Ele bagunçou a cabeça negativamente, negando tal fato. Negando tal realidade. Era difícil de acreditar por mais que desejasse. Por quase toda a sua vida acreditou ter tornado-se um monstro horrendo e cruel, sem emoções, sem esperanças de nada, sem rosto. Então, o vigilante começou a soluçar.
Estava chorando.
- Shh...
Anna levantou o rosto dele, segurando-o pelo queixo, e aproximou seu rosto até que ficasse tão perto que poderia sentir a respiração e o hálito de hortelã de seu amor. Fitando-o uma vez nos olhos, dando-lhes mais um sorriso, beijou-lhe os lábios com carinho. Um beijo frustrado. Um beijo de amor verdadeiro.
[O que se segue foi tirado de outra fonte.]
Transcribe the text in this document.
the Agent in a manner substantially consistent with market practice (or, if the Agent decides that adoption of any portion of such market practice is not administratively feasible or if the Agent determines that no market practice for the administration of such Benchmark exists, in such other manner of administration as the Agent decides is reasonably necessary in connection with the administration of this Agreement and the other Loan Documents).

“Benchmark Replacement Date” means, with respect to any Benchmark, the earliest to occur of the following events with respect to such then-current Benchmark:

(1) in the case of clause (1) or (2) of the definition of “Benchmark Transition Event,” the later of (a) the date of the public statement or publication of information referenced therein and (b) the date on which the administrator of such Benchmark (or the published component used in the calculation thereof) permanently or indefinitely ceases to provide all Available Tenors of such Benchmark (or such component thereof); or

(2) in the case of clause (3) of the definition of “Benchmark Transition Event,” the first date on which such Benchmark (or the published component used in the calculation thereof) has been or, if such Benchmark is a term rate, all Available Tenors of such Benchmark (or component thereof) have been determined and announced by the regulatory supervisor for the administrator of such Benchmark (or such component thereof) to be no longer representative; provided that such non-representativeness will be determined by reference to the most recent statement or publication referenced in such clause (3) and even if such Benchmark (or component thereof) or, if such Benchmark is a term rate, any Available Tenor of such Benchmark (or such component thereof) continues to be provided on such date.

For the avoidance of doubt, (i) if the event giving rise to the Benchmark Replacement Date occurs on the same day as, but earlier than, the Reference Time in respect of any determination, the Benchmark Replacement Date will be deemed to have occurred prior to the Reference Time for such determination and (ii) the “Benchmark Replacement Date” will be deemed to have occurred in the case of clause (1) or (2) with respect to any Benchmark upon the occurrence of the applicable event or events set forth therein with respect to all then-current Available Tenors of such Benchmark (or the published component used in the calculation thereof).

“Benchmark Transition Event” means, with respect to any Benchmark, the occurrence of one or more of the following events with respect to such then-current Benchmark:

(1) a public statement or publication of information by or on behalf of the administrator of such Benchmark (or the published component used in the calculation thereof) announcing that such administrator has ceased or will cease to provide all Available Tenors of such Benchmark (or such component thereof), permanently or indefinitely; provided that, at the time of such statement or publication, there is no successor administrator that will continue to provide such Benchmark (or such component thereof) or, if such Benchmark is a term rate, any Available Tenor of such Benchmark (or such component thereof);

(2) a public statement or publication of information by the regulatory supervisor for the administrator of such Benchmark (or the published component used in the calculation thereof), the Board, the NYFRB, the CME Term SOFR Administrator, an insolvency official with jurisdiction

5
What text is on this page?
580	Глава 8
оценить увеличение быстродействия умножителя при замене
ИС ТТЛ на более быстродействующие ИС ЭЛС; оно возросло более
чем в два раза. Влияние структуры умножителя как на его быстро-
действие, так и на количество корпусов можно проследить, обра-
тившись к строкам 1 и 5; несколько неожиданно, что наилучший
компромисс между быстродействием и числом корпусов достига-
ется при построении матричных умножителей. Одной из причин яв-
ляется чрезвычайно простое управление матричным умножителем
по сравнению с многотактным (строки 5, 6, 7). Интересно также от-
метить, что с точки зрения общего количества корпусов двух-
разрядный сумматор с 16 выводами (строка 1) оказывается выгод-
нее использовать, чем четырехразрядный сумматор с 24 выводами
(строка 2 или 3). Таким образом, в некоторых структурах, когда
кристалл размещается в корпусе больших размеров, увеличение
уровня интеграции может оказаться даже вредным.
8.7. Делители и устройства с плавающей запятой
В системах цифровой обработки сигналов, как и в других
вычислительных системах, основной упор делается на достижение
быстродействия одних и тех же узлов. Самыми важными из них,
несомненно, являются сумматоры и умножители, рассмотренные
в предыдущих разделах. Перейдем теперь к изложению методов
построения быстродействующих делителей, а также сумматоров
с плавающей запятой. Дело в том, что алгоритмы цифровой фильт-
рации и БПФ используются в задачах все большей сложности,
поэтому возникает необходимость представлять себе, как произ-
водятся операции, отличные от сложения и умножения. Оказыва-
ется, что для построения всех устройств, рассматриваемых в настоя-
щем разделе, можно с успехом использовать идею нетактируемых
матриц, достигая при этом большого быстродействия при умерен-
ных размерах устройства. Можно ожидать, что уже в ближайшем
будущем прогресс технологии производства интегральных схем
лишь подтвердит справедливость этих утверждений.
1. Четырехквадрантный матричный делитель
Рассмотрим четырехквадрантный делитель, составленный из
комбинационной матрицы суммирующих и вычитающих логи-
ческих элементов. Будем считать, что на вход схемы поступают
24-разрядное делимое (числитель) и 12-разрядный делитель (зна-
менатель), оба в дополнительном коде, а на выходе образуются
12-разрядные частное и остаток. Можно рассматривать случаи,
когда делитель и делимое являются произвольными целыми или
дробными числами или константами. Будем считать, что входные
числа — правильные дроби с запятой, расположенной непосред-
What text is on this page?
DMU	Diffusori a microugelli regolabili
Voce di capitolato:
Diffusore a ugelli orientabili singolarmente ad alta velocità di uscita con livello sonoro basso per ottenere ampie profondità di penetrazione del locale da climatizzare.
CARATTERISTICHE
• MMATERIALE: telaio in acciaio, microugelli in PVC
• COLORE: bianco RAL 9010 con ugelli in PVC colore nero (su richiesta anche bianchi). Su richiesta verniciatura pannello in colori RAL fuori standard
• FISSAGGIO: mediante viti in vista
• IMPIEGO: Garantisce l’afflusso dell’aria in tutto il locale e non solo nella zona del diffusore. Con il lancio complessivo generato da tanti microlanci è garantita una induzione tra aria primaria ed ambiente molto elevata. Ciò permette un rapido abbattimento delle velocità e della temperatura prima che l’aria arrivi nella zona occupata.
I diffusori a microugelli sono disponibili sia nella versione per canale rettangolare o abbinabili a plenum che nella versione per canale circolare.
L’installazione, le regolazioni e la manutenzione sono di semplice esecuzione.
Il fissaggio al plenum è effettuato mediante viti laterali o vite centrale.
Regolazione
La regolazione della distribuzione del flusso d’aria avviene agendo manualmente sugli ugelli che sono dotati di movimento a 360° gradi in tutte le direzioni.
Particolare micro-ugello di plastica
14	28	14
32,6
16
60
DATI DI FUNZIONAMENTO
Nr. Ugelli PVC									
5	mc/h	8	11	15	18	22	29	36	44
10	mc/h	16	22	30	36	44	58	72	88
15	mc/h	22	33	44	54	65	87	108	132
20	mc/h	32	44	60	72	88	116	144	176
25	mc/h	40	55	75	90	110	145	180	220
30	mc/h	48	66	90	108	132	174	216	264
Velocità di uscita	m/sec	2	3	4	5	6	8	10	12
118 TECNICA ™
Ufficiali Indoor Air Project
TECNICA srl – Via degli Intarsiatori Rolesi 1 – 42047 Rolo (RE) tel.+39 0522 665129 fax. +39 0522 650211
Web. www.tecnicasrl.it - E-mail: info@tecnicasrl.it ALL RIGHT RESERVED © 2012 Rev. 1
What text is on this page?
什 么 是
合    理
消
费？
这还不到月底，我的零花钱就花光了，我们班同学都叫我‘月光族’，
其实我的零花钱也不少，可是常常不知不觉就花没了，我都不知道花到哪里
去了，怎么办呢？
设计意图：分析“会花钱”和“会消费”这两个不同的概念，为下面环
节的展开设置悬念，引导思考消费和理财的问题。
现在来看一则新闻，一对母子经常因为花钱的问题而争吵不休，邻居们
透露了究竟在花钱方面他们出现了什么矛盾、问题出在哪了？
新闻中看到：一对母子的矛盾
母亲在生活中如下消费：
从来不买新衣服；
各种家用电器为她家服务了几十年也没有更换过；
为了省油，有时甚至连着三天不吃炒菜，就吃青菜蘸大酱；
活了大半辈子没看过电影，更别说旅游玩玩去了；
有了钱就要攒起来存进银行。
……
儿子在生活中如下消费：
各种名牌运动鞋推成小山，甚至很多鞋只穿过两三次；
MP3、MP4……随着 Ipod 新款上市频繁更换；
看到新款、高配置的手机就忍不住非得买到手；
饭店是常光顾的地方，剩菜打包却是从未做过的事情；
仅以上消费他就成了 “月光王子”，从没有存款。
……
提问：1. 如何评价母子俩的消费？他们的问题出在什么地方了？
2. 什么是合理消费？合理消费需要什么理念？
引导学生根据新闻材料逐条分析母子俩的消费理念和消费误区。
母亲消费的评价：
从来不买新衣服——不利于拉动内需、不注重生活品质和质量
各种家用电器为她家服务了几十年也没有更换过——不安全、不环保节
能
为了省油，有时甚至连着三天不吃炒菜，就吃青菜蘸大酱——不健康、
De início, V não fez nada, transformou-se numa pedra mas aos poucos foi cedendo até retribuir aquele beijo com ardor e com desejo. Lágrimas ainda lhe escapavam os olhos mais agora eram lágrimas de alívio, de felicidade por se sentir aceito. Era só isso o que faltava para se sentir assim: o rosto exposto num ambiente iluminado. Envolveu-a com os braços fortes e musculosos, inclinando-se para frente para deitá-la no chão devagar, encaixando-se entre suas pernas femininas.
Afastou os rostos e, olhando-a, olho no olho, disse, sorrindo:
- Também a amo, minha donzela. Amo-a com todo o meu coração, todo o meu ser. Amo-a mais que um ser humano é capaz de amar, capaz de suportar tanto amor, querida Anna.
E lá, com declarações e beijos e abraços, música tocando ao fundo, eles fizeram amor. V tomou-a ali mesmo no chão, consumando o ato. A demonstração carnal do amor atrás do encontro de dois corpos. Um amor que não poderia ser vivido por mais ninguém. Um amor eterno e além da vida.
- Irá me amar para sempre, V?
- Sim, meu amor, por toda a eternidade.